В закрытом гарнизоне-2
Шрифт:
Между тем «Шварц» продолжал удивлять своей работой.
На очередной встрече он сообщил, что у Янкеля имеется несданный помощнику фотоаппарат «Зенит-Е» и представил наполовину засвеченную кассету. На ней имелись панорамные снимки базы, а также отсеков подводных ракетоносцев.
– Это ж надо, – пробормотал я. – Он что и на лодках бывает?
– Ну да, – последовал ответ. – У земляков. А кассету выкинул, посчитал, что засветилась.
– Не хватится? – вынул я сигарету и мы закурили.
– Не, – лаконично заявил Шварц. – А еще он был в дыре.
– Ч-чего? –
– Ну да, – в той, что под хитрой сопкой.
«Дырой» в гарнизоне называли особо режимный объект в сопках, где военными строителями уже лет пять возводилось секретное укрытие для ракетоносцев. Вроде того, что описано в «Секретном фарватере». Доступ в него имел строго ограниченный круг лиц и только по специальным пропускам.
– Значит так, Петя, – затушил я в пепельнице сигарету. – А теперь нам нужно выяснить, есть ли у Янкеля шхеры. Ведь должны быть?
– Должны, – немного подумав, ответил тот. – Они у всех есть.
«Шхерами» у моряков называют укромные места на корабле, где можно хранить то, что нежелательно видеть начальству. Например, то же «шило», игральные карты или «гражданку». Этих мест великое множество и отыскать их весьма непросто.
Потом мы обсуждаем все детали, оговариваем место и время очередной встречи, и расстаемся.
С получением последней информации разработка набирает обороты и берется на контроль высшим начальством. Из Североморска наезжают кураторы, обнюхивают каждый лист и дают ценные указания.
А через неделю мы обнаруживаем тайники Янкеля. В одном фотоаппарат и отснятые кассеты, а во втором две записных книжки. С ожидаемыми снимками и записями. Все это конспиративно фиксируется и остается на месте.
То, что «насобирал» внук пламенной революционерки, составляет государственную тайну, имеет признаки шпионажа и карается по закону лишением свободы сроком на двадцать лет.

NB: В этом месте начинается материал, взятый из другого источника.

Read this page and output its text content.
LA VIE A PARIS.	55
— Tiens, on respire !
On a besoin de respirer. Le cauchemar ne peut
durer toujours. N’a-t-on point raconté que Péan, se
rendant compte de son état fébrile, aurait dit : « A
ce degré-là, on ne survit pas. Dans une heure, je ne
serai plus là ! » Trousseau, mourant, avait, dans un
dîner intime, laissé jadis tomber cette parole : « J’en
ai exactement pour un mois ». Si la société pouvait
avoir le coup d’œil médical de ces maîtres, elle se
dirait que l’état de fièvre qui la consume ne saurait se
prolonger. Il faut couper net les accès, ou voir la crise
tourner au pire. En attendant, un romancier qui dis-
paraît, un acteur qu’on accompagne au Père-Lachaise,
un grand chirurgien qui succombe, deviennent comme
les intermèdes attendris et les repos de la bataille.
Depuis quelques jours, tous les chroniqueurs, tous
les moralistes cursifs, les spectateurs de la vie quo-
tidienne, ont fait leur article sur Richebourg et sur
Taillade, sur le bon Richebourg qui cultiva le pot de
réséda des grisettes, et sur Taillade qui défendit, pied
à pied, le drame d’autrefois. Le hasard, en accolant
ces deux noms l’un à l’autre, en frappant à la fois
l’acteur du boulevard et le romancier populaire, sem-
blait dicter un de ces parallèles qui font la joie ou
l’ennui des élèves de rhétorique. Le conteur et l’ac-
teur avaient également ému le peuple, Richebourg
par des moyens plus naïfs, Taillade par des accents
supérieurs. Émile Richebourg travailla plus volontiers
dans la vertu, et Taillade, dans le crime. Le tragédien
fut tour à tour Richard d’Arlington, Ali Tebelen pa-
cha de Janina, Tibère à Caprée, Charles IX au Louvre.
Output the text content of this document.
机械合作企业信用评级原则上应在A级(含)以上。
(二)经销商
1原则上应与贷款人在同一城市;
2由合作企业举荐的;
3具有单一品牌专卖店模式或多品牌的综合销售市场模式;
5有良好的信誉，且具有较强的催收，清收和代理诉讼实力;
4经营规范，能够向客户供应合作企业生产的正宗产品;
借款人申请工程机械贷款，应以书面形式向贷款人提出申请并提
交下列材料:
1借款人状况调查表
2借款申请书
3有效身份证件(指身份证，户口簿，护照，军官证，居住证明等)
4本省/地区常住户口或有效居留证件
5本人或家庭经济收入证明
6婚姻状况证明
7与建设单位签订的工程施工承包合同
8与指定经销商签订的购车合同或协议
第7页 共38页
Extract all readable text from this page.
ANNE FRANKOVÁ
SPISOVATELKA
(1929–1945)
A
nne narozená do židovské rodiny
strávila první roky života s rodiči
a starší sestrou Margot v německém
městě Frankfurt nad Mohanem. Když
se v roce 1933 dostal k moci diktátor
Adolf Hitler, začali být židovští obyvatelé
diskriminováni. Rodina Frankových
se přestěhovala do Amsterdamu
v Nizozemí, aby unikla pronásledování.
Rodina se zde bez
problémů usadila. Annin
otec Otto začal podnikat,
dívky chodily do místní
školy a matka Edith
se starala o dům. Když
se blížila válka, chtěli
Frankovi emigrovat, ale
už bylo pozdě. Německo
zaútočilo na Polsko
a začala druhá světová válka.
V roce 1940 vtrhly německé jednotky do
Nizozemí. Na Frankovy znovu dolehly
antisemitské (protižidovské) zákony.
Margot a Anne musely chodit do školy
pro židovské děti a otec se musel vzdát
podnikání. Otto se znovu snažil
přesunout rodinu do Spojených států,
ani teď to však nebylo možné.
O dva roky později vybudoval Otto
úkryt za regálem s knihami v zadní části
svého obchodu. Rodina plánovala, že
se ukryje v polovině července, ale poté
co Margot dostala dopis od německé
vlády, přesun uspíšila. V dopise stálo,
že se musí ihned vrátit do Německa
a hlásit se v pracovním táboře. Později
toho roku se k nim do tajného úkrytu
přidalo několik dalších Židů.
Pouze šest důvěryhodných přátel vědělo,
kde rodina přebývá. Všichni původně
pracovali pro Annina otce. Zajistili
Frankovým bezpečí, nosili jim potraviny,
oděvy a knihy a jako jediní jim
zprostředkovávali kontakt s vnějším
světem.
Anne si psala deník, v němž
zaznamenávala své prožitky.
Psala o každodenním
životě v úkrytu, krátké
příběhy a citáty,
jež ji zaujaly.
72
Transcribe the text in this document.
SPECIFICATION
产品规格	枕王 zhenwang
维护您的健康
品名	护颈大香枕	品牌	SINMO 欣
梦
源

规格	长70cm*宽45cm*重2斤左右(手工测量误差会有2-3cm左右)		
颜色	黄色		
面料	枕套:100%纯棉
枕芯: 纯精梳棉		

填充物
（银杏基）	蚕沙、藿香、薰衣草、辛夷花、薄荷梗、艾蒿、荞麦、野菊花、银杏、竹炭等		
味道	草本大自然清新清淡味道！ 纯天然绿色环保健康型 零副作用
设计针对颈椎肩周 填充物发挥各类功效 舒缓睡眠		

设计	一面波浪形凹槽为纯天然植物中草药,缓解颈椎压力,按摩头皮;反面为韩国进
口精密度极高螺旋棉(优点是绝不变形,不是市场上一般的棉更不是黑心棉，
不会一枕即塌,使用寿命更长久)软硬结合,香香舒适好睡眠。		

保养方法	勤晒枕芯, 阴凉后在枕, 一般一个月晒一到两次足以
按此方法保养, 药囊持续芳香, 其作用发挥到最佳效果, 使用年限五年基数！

Потом осуществляется обязательный этап легализации – тайники «случайно» обнаруживаются командованием при очередном шмоне, и с Янкелем проводится душещипательная беседа.
Ломать судьбу братьям не стали. Зачли заслуги бабушки и родителей, профилактировали, и они вернулись в свой город на Неве.
А со Шварцем, тогда уже полковником СБУ, мы пересеклись через много лет на просторах нынешнего СНГ. И вспомнили за чаркой вот эту историю. Которая так хорошо закончилась. Для всех.
Растворимый кофе
– Королев, подъем! – разрывает тишину отсека потусторонний голос из «каштана» 10 . – Приготовиться к подъему флага!
10
корабельное средство связи
– Есть! – протираю я сонные глаза, натягиваю на себя «РБ», сую ноги в кожаные тапки и, кряхтя, выбираюсь, из своей «шхеры», устроенной под торпедными стеллажами правого борта.
Вообще – то у меня есть штатное место в шестиместной каюте четвертого отсека, но я там никогда не сплю. Себе дороже. По тревогам не нужно сломя голову нестись на боевой пост, и никто не храпит рядом.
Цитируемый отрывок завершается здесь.